The Colorado Plateau occupies a large section of northern Arizona and eastern Utah, along with portions of New Mexico and Colorado. It lies at elevations ranging from about 5,000 to 12,000 ft. (1.5 to 4 km) -- this is the principal upper catchment area of the Colorado River. Bryce Canyon, Zion and the Grand Canyon National Parks provide impressive stratigraphic exposures. The image above, taken on the Navajo Indian Reservation just east of Kayenta, Arizona, shows several characteristics of this unique landscape.

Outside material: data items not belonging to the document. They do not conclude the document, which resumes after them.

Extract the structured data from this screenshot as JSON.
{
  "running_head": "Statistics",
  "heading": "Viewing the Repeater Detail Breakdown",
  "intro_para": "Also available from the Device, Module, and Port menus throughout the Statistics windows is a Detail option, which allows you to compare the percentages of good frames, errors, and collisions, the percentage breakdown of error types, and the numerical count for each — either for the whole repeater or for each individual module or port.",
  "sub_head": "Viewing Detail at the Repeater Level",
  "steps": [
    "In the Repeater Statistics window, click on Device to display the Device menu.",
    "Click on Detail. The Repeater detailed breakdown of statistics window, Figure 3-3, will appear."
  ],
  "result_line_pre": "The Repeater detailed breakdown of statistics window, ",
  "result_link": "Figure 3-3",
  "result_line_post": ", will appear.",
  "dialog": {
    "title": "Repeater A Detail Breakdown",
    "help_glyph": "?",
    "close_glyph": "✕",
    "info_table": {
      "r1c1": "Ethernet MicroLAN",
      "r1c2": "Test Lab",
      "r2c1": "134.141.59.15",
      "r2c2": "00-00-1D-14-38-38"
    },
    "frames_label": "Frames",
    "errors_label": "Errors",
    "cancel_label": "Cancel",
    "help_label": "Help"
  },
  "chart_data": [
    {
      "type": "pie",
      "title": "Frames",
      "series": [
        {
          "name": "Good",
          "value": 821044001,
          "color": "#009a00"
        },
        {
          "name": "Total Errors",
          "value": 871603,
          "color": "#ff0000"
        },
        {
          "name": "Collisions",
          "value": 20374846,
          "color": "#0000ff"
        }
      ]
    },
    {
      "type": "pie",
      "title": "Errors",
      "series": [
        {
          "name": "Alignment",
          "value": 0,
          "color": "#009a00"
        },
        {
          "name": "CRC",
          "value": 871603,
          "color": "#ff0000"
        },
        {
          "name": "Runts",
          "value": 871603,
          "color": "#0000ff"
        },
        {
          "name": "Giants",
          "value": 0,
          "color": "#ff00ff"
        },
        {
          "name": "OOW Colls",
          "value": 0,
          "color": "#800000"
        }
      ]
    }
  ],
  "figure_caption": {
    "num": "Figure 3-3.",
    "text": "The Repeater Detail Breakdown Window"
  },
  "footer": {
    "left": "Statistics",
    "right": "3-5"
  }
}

The high plateau is generally underlain by flat-lying sedimentary rocks of Mesozoic age, as seen in the distance. Many east-dipping monoclines have resulted from the force of the North American plate colliding with the Pacific Plate. Comb Ridge monocline is seen here dipping toward the camera -- it is composed of Jurassic Navajo Sandstone. The pink sand is derived from sandstone layers that contain oxidized iron.

On top of the sedimentary sequence are numerous more recent igneous mountain masses such as the volcanic San Francisco Peaks of Arizona and the Henry Mountains batholith (magma intrusion) of Utah. Agatha Peak, in the middle-distance, is the core of a volcano that spread its lava over an unknown area along with dozens of similar nearby volcanic necks. Photo taken in March of 2007.